Increased Suicide Risk Seen in Body Dysmorphic Disorder

Prospective study shows patients have high rates of suicidal ideation and suicide attempts

WEDNESDAY, July 26 (HealthDay News) -- Patients with body dysmorphic disorder have high rates of suicidality compared with the general population, according to a study published in the July issue of the American Journal of Psychiatry.

Katharine A. Phillips, M.D., of Butler Hospital in Providence, R.I., and colleagues conducted a prospective study of 185 body dysmorphic disorder patients who were followed for up to four years.

The researchers found that a mean of 57.8 percent of subjects per year reported suicidal ideation, a rate 10 to 25 times higher than found in the general population, and that a mean of 2.6 percent per year attempted suicide, a rate three to 12 times higher than found in the general population. Two subjects (0.3 percent per year) completed suicide, a rate 45 times higher than found in the general population after adjustment for age, gender and geographic region.

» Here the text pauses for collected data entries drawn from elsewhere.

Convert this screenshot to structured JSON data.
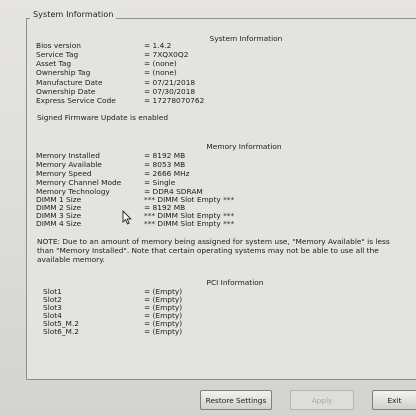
{
  "window": {
    "legend": "System Information"
  },
  "system": {
    "title": "System Information",
    "rows": [
      {
        "label": "Bios version",
        "value": "= 1.4.2"
      },
      {
        "label": "Service Tag",
        "value": "= 7XQX0Q2"
      },
      {
        "label": "Asset Tag",
        "value": "= (none)"
      },
      {
        "label": "Ownership Tag",
        "value": "= (none)"
      },
      {
        "label": "Manufacture Date",
        "value": "= 07/21/2018"
      },
      {
        "label": "Ownership Date",
        "value": "= 07/30/2018"
      },
      {
        "label": "Express Service Code",
        "value": "= 17278070762"
      }
    ],
    "signed": "Signed Firmware Update is enabled"
  },
  "memory": {
    "title": "Memory Information",
    "rows": [
      {
        "label": "Memory Installed",
        "value": "= 8192 MB"
      },
      {
        "label": "Memory Available",
        "value": "= 8053 MB"
      },
      {
        "label": "Memory Speed",
        "value": "= 2666 MHz"
      },
      {
        "label": "Memory Channel Mode",
        "value": "= Single"
      },
      {
        "label": "Memory Technology",
        "value": "= DDR4 SDRAM"
      },
      {
        "label": "DIMM 1 Size",
        "value": "*** DIMM Slot Empty ***"
      },
      {
        "label": "DIMM 2 Size",
        "value": "= 8192 MB"
      },
      {
        "label": "DIMM 3 Size",
        "value": "*** DIMM Slot Empty ***"
      },
      {
        "label": "DIMM 4 Size",
        "value": "*** DIMM Slot Empty ***"
      }
    ],
    "note": "NOTE: Due to an amount of memory being assigned for system use, \"Memory Available\" is less than \"Memory Installed\". Note that certain operating systems may not be able to use all the available memory."
  },
  "pci": {
    "title": "PCI Information",
    "rows": [
      {
        "label": "Slot1",
        "value": "= (Empty)"
      },
      {
        "label": "Slot2",
        "value": "= (Empty)"
      },
      {
        "label": "Slot3",
        "value": "= (Empty)"
      },
      {
        "label": "Slot4",
        "value": "= (Empty)"
      },
      {
        "label": "Slot5_M.2",
        "value": "= (Empty)"
      },
      {
        "label": "Slot6_M.2",
        "value": "= (Empty)"
      }
    ]
  },
  "buttons": {
    "restore": "Restore Settings",
    "apply": "Apply",
    "exit": "Exit"
  }
}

"The completed suicide rate is preliminary but suggests that the rate of completed suicide in body dysmorphic disorder is markedly high," the authors conclude. "Individuals with body dysmorphic disorder have many suicide risk factors, including having high rates of psychiatric hospitalization, being single or divorced, and having high comorbidity, poor social supports, poor self-esteem, and high levels of anxiety, depression, and hostility."